Song
- Language: English
- Written: World War II
- Genre: Military song; dark humor;

= Blood on the Risers =

American paratrooper song

"Blood on the Risers" is an American paratrooper song originating during World War II. It is set to the tune of "The Battle Hymn of the Republic", which itself was adapted from "John Brown's Body", a popular marching song during the American Civil War. The song remains popular among modern airborne units in the United States and throughout the world, and it has been referenced in various films, television series, video games, and books.

== Content ==
Sung to the tune of "The Battle Hymn of the Republic", which itself was adapted from "John Brown's Body", a marching song from the American Civil War, the song tells of a fatal training jump of a rookie paratrooper whose parachute fails to deploy, resulting in him falling to his death. Each verse describes the man's death and the subsequent condition of his body in the aftermath. The chorus mimics the chorus in "The Battle Hymn of the Republic", replacing the lyrics "Glory, glory, hallelujah! His truth is marching on" with "Gory, gory, what a hell of a way to die! He ain't gonna jump no more."

The song is a cautionary tale on the dangers of improper preparation for a parachute jump. The protagonist does almost everything right but forgets to hook up his static line, which would automatically deploy his main parachute. Upon discovering this error during the jump, he deploys his reserve chute in a bad falling position. He becomes entangled in the parachute's canopy and risers, falls uncontrollably, and dies upon impact with the ground. American parachute rigs during World War II stored the reserve parachute in a belly bag, so deploying it in a bad falling position could easily lead to an accident similar to the one described in the song. "Risers" are the four straps that connect the suspension lines of the parachute canopy to the parachute harness.

== Origins ==
The origins of the song are unclear; the lyrics are unattributed. It has been proposed that the song was written verse-by-verse by those in training at Fort Benning.

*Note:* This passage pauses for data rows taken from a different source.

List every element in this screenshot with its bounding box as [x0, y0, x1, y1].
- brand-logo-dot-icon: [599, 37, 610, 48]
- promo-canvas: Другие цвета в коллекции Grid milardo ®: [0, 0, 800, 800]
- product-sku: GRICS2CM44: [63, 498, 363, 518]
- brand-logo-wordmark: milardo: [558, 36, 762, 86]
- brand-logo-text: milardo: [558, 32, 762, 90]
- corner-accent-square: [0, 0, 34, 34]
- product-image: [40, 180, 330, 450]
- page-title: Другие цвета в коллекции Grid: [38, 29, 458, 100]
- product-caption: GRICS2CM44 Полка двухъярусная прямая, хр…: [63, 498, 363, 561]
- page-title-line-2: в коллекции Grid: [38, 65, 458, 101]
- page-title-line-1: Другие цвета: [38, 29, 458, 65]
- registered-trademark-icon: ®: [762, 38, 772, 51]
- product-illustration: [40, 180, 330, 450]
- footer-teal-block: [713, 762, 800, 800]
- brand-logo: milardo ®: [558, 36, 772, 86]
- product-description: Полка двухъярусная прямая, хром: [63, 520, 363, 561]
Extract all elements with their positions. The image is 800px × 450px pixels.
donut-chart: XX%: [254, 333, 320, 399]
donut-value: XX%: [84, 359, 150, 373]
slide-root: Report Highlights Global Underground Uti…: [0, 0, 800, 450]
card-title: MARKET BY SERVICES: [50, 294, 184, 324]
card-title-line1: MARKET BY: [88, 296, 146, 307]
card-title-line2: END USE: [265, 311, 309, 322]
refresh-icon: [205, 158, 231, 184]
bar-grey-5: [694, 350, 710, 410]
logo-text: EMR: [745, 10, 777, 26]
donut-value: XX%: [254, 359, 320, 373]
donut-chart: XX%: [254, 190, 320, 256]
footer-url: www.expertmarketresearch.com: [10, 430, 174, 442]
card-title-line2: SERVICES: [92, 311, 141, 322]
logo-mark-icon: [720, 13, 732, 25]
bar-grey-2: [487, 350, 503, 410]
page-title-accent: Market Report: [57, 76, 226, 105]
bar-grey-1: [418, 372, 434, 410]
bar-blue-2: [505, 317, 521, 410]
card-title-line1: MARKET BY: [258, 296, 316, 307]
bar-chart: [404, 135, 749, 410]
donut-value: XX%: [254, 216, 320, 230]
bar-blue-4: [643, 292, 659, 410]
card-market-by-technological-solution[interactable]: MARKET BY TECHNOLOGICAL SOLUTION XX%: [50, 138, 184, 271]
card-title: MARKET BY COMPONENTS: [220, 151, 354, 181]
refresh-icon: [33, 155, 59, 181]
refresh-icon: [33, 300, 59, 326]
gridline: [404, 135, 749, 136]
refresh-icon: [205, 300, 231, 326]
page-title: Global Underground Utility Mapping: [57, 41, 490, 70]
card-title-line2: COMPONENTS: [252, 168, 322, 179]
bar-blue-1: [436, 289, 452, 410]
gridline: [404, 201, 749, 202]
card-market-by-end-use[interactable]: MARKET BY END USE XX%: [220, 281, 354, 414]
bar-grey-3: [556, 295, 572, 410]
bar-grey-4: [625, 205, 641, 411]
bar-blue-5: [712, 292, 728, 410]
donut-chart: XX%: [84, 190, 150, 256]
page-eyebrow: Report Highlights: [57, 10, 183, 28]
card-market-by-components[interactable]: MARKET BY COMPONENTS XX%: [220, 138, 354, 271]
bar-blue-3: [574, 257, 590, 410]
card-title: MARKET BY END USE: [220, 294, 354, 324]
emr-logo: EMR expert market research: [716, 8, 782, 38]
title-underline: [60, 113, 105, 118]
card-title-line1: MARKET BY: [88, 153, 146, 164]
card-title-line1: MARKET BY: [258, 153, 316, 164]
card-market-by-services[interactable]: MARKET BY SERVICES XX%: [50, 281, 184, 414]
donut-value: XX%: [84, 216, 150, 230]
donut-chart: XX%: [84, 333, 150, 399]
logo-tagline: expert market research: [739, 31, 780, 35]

Newspapers during World War II called the song a "paratrooper favorite". Paratroopers would sing it on the plane before jumping.

== Modern usage ==
The song is associated with all current American airborne units, including the 11th Airborne Division, 82nd Airborne Division, the 101st Airborne Division, 173rd Airborne Brigade and the 120th CTS (United States), as well as British airborne units. It is known as "Mancha Roja" (Spanish for "Red Stain") in airborne units from multiple Latin American countries. In Spain it is called "Sangre en las cuerdas" ("Blood on the lines"). It is occasionally used as a marching cadence.

== In popular culture ==
This song has been featured in the television miniseries Band of Brothers.

World War II veteran Vincent Speranza was recorded singing the chant in 2019; the video has more than one million views on YouTube as of December 2023. Speranza later recorded his own version of the chant.

Near the beginning of the film Screaming Eagles, the men sing the song as they come back from leave.